米国の空で一体何が起きているのか、その原因や背景について迫ってみたい。
ホスピタリティとは無縁の米航空会社
元来、米国では航空機の利用は広い大陸での移動手段として、なくてはならない交通手段であり、日本のように新幹線などの鉄道と運賃やサービスで競争する必要がない。そして1970年代後半から始められたデレギュレーション(航空の自由化)によって、一時は230以上の新規航空会社が立ち上げられたものの、連続事故や競争によってその多くが倒産、あるいは大手航空会社によって吸収され寡占状態になった。
こうした理由から、航空会社間でもサービスやホスピタリティ(接客)に関して競い合う状況がなくなった。機内サービスの中心にいるキャビンアテンダント(CA)についても、近年ではパイロットとの賃金格差は広がるばかりで、仕事が終わったらパイロットと口もきかないようである。CAは定年こそないものの、劣悪な労働環境に置かれ、サービスという無形の労働を向上させるモチベーションはない。
日本の大手航空会社の機内では、エコノミークラスの乗客であっても就寝中CAがそっと毛布を掛けてくれることもあるが、そのような心温まるサービスを米国の航空会社に期待することは無理な話といえる。
セキュリティ第一の過剰反応
一方、パイロットも2001年の同時多発テロ以後、強化型のコックピットドアが導入され、旅客と隔絶されることになった。その結果、機内で旅客によるトラブルが発生すると以前のようにコックピットから出てCAと一緒になって話し合いで解決するのではなく、最寄りの空港に緊急着陸して、問題を起こす旅客を警察に突き出すといった手荒い手段を取るようになった。

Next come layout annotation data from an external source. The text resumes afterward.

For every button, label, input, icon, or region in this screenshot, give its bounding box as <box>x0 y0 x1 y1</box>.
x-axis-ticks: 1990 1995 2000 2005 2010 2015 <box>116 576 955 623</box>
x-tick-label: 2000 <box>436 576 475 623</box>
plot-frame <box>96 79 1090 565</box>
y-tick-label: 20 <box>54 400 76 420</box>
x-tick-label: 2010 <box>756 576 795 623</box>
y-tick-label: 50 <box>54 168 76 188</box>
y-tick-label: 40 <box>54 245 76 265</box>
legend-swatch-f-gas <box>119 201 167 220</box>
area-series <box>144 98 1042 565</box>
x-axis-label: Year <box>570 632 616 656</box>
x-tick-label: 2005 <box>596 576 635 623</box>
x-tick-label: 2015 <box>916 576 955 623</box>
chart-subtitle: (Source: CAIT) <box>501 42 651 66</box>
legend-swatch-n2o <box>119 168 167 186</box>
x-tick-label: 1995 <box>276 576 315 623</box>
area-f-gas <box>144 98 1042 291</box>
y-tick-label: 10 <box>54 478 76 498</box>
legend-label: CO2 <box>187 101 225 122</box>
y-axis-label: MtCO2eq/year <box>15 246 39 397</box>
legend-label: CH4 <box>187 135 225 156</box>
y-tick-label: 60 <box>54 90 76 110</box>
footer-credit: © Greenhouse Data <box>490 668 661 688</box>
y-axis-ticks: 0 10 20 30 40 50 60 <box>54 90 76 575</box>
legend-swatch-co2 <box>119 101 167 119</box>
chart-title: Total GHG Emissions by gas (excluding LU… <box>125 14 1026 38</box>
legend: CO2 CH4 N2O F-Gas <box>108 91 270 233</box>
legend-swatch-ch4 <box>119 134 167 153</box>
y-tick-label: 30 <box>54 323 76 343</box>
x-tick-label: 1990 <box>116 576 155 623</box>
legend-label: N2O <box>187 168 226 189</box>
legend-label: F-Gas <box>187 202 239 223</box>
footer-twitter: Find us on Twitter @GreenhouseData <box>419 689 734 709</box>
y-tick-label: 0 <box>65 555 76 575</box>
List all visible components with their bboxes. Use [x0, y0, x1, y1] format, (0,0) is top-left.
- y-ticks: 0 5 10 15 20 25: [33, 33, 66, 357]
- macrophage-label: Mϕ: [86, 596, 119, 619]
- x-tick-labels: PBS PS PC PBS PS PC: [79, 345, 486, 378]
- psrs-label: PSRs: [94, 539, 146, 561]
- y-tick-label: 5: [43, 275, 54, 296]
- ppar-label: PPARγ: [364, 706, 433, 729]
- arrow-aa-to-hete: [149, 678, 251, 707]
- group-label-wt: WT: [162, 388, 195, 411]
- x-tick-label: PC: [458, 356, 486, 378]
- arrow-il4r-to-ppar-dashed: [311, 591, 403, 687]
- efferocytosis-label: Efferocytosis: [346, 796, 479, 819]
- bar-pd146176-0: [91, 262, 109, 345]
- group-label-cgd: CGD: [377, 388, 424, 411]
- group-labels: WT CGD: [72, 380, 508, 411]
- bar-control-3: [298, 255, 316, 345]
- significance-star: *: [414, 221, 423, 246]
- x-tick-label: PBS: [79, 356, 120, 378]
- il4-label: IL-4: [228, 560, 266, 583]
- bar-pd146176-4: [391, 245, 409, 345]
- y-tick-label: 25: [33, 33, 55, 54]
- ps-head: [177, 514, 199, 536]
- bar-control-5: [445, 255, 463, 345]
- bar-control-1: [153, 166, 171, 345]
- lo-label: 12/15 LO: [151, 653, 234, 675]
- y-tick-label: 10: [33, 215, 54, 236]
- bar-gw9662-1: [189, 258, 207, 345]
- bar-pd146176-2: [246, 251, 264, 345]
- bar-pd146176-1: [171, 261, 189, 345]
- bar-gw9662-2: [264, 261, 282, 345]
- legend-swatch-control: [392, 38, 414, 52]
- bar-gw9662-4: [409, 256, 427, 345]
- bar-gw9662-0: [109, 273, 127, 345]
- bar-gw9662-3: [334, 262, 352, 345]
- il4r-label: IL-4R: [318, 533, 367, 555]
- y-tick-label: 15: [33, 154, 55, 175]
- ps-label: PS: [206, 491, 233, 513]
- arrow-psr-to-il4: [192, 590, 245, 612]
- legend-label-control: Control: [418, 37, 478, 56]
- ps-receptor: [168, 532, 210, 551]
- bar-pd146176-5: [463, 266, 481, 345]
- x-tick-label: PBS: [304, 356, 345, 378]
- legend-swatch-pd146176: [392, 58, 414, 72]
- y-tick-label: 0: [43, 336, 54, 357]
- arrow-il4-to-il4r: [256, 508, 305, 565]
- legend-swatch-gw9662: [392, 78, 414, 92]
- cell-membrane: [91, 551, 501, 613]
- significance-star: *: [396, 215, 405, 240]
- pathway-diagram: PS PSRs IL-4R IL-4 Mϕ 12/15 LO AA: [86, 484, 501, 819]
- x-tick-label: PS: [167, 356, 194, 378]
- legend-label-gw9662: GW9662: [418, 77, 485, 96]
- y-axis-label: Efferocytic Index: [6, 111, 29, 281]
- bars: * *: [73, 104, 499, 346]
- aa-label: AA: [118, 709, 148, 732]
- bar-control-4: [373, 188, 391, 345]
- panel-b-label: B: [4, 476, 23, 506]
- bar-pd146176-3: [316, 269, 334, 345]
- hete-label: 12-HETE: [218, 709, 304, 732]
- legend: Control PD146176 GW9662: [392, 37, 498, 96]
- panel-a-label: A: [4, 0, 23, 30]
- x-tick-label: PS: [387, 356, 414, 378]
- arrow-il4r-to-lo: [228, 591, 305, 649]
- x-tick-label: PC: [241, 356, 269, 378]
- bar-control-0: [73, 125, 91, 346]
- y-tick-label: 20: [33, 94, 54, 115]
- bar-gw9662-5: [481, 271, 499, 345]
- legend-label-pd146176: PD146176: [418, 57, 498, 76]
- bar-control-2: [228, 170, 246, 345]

乗客がCAに「機内にテロリストがいるかも」と冗談を言っただけで、事情を聞かれることもなく即緊急着陸となってFBIに逮捕されるという事件に代表されるように、客室内はピリピリとした空気に満ち溢れ、ときに戦場と化する。
ちなみに日常茶飯事のように客室内のトラブルや悪天候に伴う目的地以外の空港への着陸が起こっているが、航空会社は以後の交通手段やホテルの手配などには非協力的で、旅客はすべて自分で行動する必要があるのも、米国ならではのことだ。
このように旅客に対して航空会社のパイロット、CA、地上職員がサービスやホスピタリティそっちのけで法令やルールを盾に乱暴な対応を行うことが多くなったのであるが、一番の原因は同時多発テロ以降のセキュリティ第一の過剰反応にある。
したがって、米国で空の旅をする方は、いつなんどき事件に巻き込まれ、便のキャンセルや大幅遅延、それに予定外の空港への緊急着陸など想定外の事態に直面するかもしれないということを念頭に、余裕のある日程を組むことをお勧めしたい。